Horst Schmidbauer also campaigned for clear inclusion in the labor market. With the founding of the two inclusion companies “Catering Tolerance” and “Pegnitz Building Cleaning” in 2006 and “Gastronomy and Tolerance” in 2019, he worked persistently to ensure that people with and without disabilities work side by side and that no parallel living environment arises. This was also reflected in the conversion of the “WerkStadt” of Lebenshilfe Nuremberg from a pure service provider for industry to own products and cooperation with small, young start-ups that share the values of Lebenshilfe. Schmidbauer always had the long-term vision that “in the end there will no longer be a need for a workshop because our people will work on the general labor market”.
Another successful project was the conversion of the Jakob Muth School into a “school for everyone.” In the so-called IKON classes, pupils with and without disabilities learn together in a special needs school – a unique flagship project that has been in existence for 20 years Schmidbauers at the head of the Lebenshilfe could be realized.
In order to be able to change social reality, solidarity and a good position in public are required—Horst Schmidbauer brought both with him. It is also thanks to his personal commitment that during his tenure, Lebenshilfe Nürnberg was expanded from a parents’ association with 600 employees to a social service provider with over 1,600 employees who support over 2,500 people with disabilities in 30 facilities and services.
It has always been important to him that the facilities and services cover the spectrum of services—from young parents who have given birth to a child with disabilities, to terminal care in old age.

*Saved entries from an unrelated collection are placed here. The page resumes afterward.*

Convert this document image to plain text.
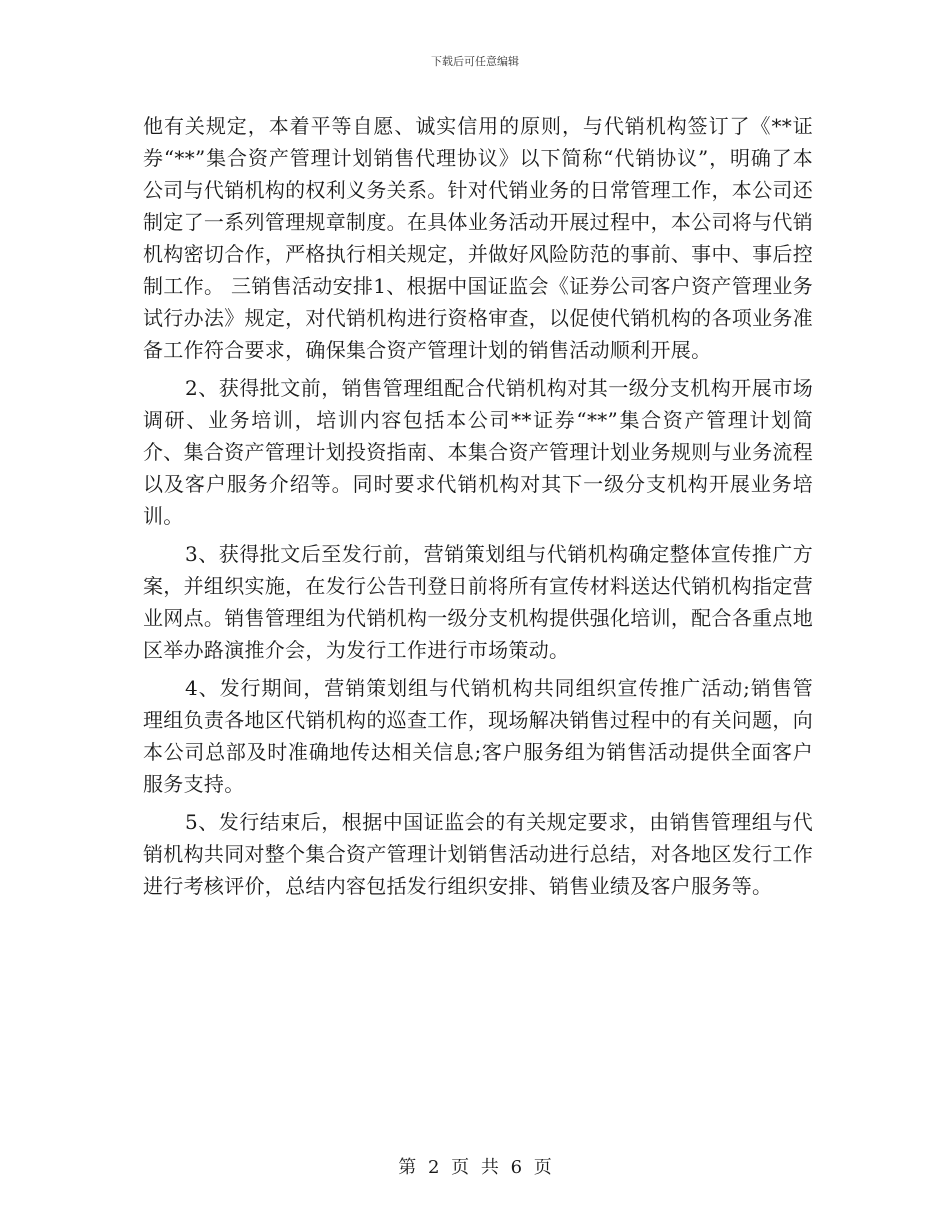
下载后可任意编辑

他有关规定，本着平等自愿、诚实信用的原则，与代销机构签订了《**证券“**”集合资产管理计划销售代理协议》以下简称“代销协议”，明确了本公司与代销机构的权利义务关系。针对代销业务的日常管理工作，本公司还制定了一系列管理规章制度。在具体业务活动开展过程中，本公司将与代销机构密切合作，严格执行相关规定，并做好风险防范的事前、事中、事后控制工作。 三销售活动安排1、根据中国证监会《证券公司客户资产管理业务试行办法》规定，对代销机构进行资格审查，以促使代销机构的各项业务准备工作符合要求，确保集合资产管理计划的销售活动顺利开展。

2、获得批文前，销售管理组配合代销机构对其一级分支机构开展市场调研、业务培训，培训内容包括本公司**证券“**”集合资产管理计划简介、集合资产管理计划投资指南、本集合资产管理计划业务规则与业务流程以及客户服务介绍等。同时要求代销机构对其下一级分支机构开展业务培训。

3、获得批文后至发行前，营销策划组与代销机构确定整体宣传推广方案，并组织实施，在发行公告刊登日前将所有宣传材料送达代销机构指定营业网点。销售管理组为代销机构一级分支机构提供强化培训，配合各重点地区举办路演推介会，为发行工作进行市场策动。

4、发行期间，营销策划组与代销机构共同组织宣传推广活动;销售管理组负责各地区代销机构的巡查工作，现场解决销售过程中的有关问题，向本公司总部及时准确地传达相关信息;客户服务组为销售活动提供全面客户服务支持。

5、发行结束后，根据中国证监会的有关规定要求，由销售管理组与代销机构共同对整个集合资产管理计划销售活动进行总结，对各地区发行工作进行考核评价，总结内容包括发行组织安排、销售业绩及客户服务等。

第 2 页 共 6 页
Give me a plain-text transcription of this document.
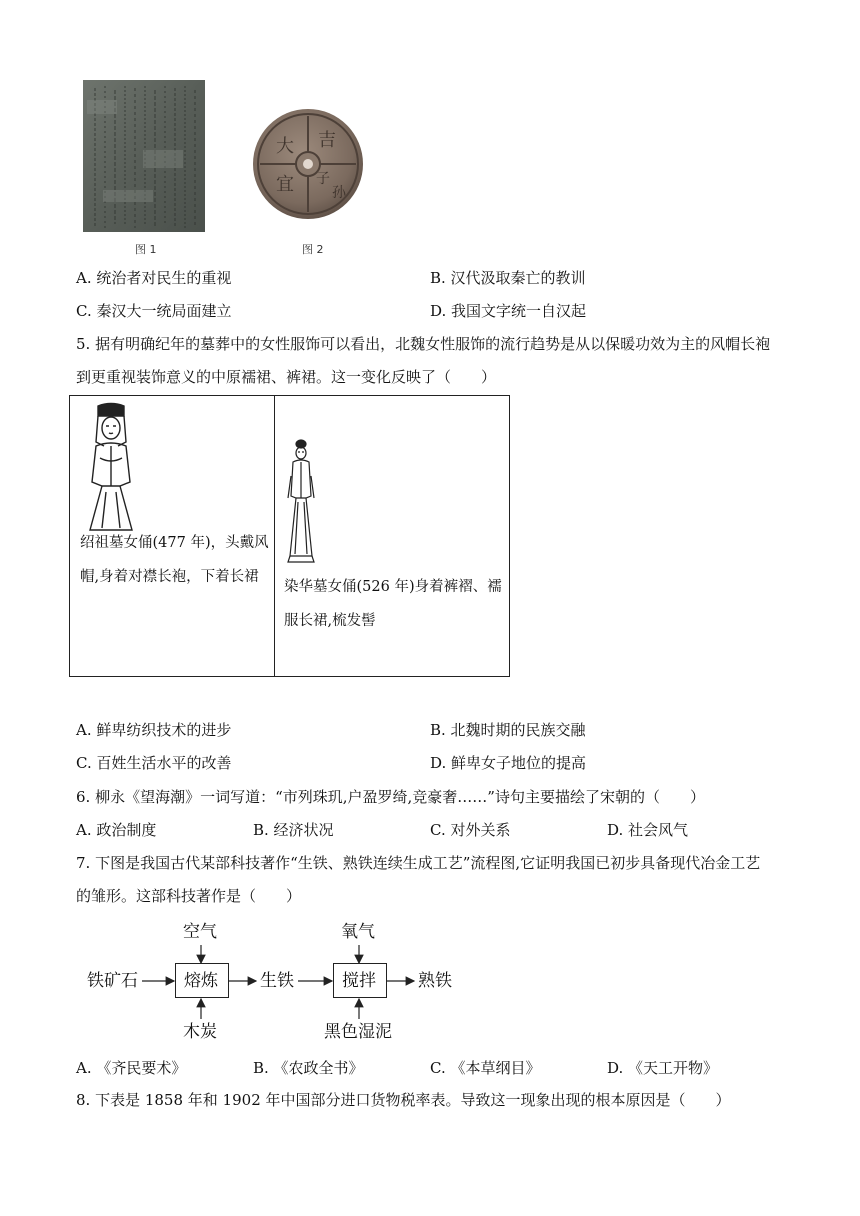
图 1
大 吉
宜 子
孙
图 2
A. 统治者对民生的重视	B. 汉代汲取秦亡的教训
C. 秦汉大一统局面建立	D. 我国文字统一自汉起
5. 据有明确纪年的墓葬中的女性服饰可以看出，北魏女性服饰的流行趋势是从以保暖功效为主的风帽长袍
到更重视装饰意义的中原襦裙、裤裙。这一变化反映了（　　）
绍祖墓女俑(477 年)，头戴风
帽,身着对襟长袍，下着长裙
染华墓女俑(526 年)身着裤褶、襦
服长裙,梳发髻
A. 鲜卑纺织技术的进步	B. 北魏时期的民族交融
C. 百姓生活水平的改善	D. 鲜卑女子地位的提高
6. 柳永《望海潮》一词写道：“市列珠玑,户盈罗绮,竞豪奢……”诗句主要描绘了宋朝的（　　）
A. 政治制度	B. 经济状况	C. 对外关系	D. 社会风气
7. 下图是我国古代某部科技著作“生铁、熟铁连续生成工艺”流程图,它证明我国已初步具备现代冶金工艺
的雏形。这部科技著作是（　　）
铁矿石
空气
熔炼
木炭
生铁
氧气
搅拌
黑色湿泥
熟铁
A. 《齐民要术》	B. 《农政全书》	C. 《本草纲目》	D. 《天工开物》
8. 下表是 1858 年和 1902 年中国部分进口货物税率表。导致这一现象出现的根本原因是（　　）
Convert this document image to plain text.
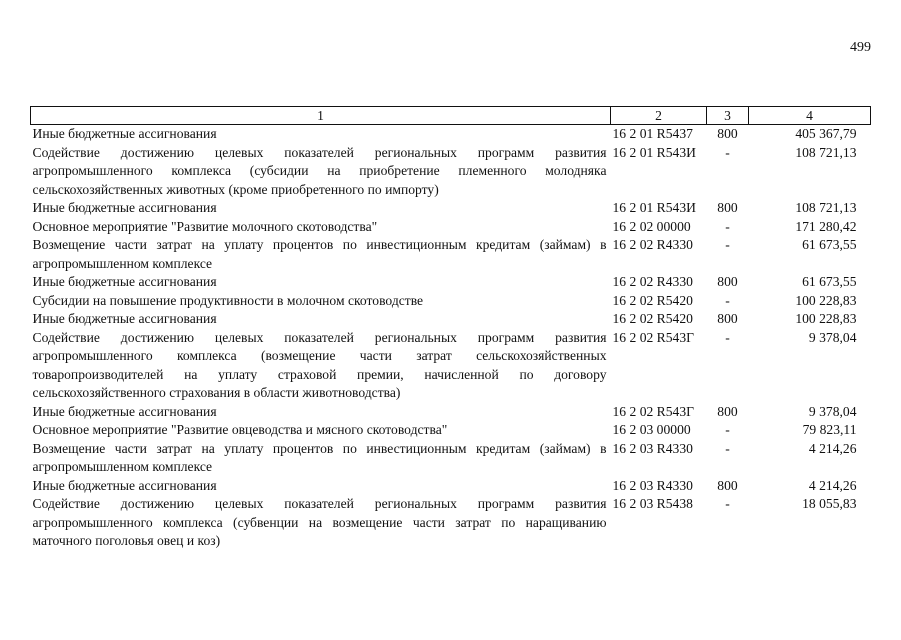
499
1	2	3	4
Иные бюджетные ассигнования	16 2 01 R5437	800	405 367,79
Содействие достижению целевых показателей региональных программ развития агропромышленного комплекса (субсидии на приобретение племенного молодняка сельскохозяйственных животных (кроме приобретенного по импорту)	16 2 01 R543И	-	108 721,13
Иные бюджетные ассигнования	16 2 01 R543И	800	108 721,13
Основное мероприятие "Развитие молочного скотоводства"	16 2 02 00000	-	171 280,42
Возмещение части затрат на уплату процентов по инвестиционным кредитам (займам) в агропромышленном комплексе	16 2 02 R4330	-	61 673,55
Иные бюджетные ассигнования	16 2 02 R4330	800	61 673,55
Субсидии на повышение продуктивности в молочном скотоводстве	16 2 02 R5420	-	100 228,83
Иные бюджетные ассигнования	16 2 02 R5420	800	100 228,83
Содействие достижению целевых показателей региональных программ развития агропромышленного комплекса (возмещение части затрат сельскохозяйственных товаропроизводителей на уплату страховой премии, начисленной по договору сельскохозяйственного страхования в области животноводства)	16 2 02 R543Г	-	9 378,04
Иные бюджетные ассигнования	16 2 02 R543Г	800	9 378,04
Основное мероприятие "Развитие овцеводства и мясного скотоводства"	16 2 03 00000	-	79 823,11
Возмещение части затрат на уплату процентов по инвестиционным кредитам (займам) в агропромышленном комплексе	16 2 03 R4330	-	4 214,26
Иные бюджетные ассигнования	16 2 03 R4330	800	4 214,26
Содействие достижению целевых показателей региональных программ развития агропромышленного комплекса (субвенции на возмещение части затрат по наращиванию маточного поголовья овец и коз)	16 2 03 R5438	-	18 055,83
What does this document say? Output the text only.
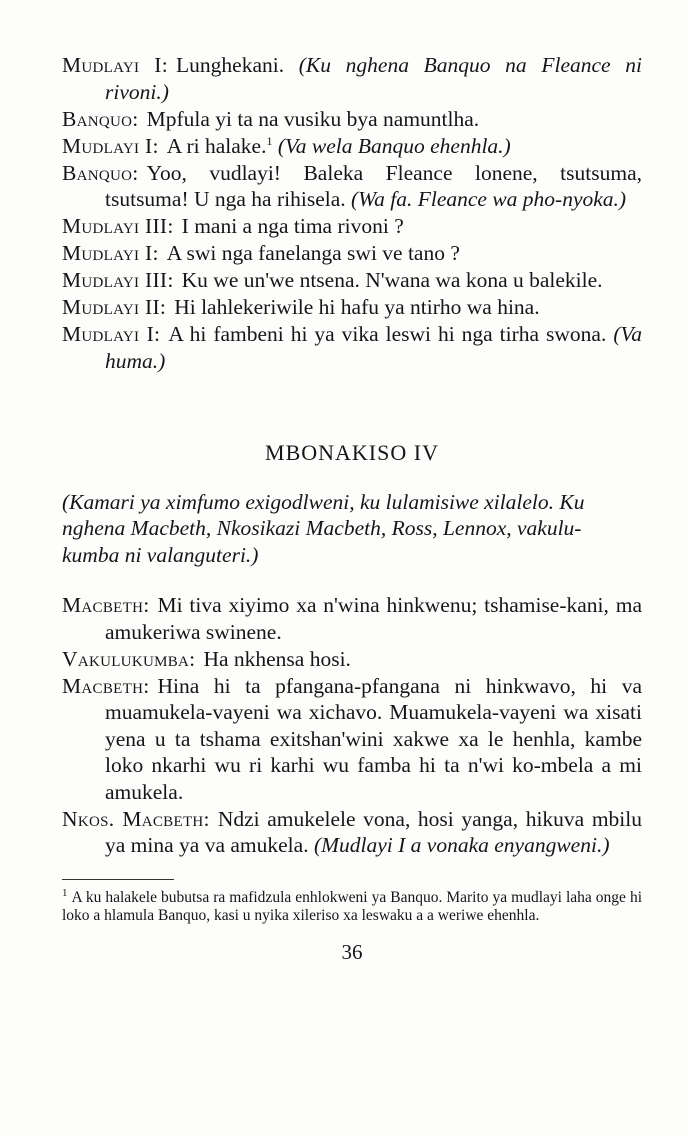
Mudlayi I: Lunghekani. (Ku nghena Banquo na Fleance ni rivoni.)

Banquo: Mpfula yi ta na vusiku bya namuntlha.

Mudlayi I: A ri halake.$^1$ (Va wela Banquo ehenhla.)

Banquo: Yoo, vudlayi! Baleka Fleance lonene, tsutsuma, tsutsuma! U nga ha rihisela. (Wa fa. Fleance wa pho-nyoka.)

Mudlayi III: I mani a nga tima rivoni ?

Mudlayi I: A swi nga fanelanga swi ve tano ?

Mudlayi III: Ku we un'we ntsena. N'wana wa kona u balekile.

Mudlayi II: Hi lahlekeriwile hi hafu ya ntirho wa hina.

Mudlayi I: A hi fambeni hi ya vika leswi hi nga tirha swona. (Va huma.)

MBONAKISO IV

(Kamari ya ximfumo exigodlweni, ku lulamisiwe xilalelo. Ku

nghena Macbeth, Nkosikazi Macbeth, Ross, Lennox, vakulu-

kumba ni valanguteri.)

Macbeth: Mi tiva xiyimo xa n'wina hinkwenu; tshamise-kani, ma amukeriwa swinene.

Vakulukumba: Ha nkhensa hosi.

Macbeth: Hina hi ta pfangana-pfangana ni hinkwavo, hi va muamukela-vayeni wa xichavo. Muamukela-vayeni wa xisati yena u ta tshama exitshan'wini xakwe xa le henhla, kambe loko nkarhi wu ri karhi wu famba hi ta n'wi ko-mbela a mi amukela.

Nkos. Macbeth: Ndzi amukelele vona, hosi yanga, hikuva mbilu ya mina ya va amukela. (Mudlayi I a vonaka enyangweni.)

$^1$ A ku halakele bubutsa ra mafidzula enhlokweni ya Banquo. Marito ya mudlayi laha onge hi loko a hlamula Banquo, kasi u nyika xileriso xa leswaku a a weriwe ehenhla.
36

When the Blood Aids scandal was clarified between 1990 and 1994, Horst Schmidbauer, as the initiator and chairman of the relevant investigative committee, was able to help bring about compensation for the victims. He is still committed to the associated victim support on the Board of Trustees of the Foundation for Humanitarian Aid for people infected with HIV through blood products. In addition, he is still committed to the humane care of the dying, also within the framework of the hospice movement in Germany.
Horst Schmidbauer has made a special contribution to Nuremberg’s urban community with his decades of commitment to inclusion and participation. Horst Schmidbauer is a role model for society through his commitment, his extensive voluntary commitment and his solidarity. The city of Nuremberg, therefore, honors him with the Citizen’s Medal.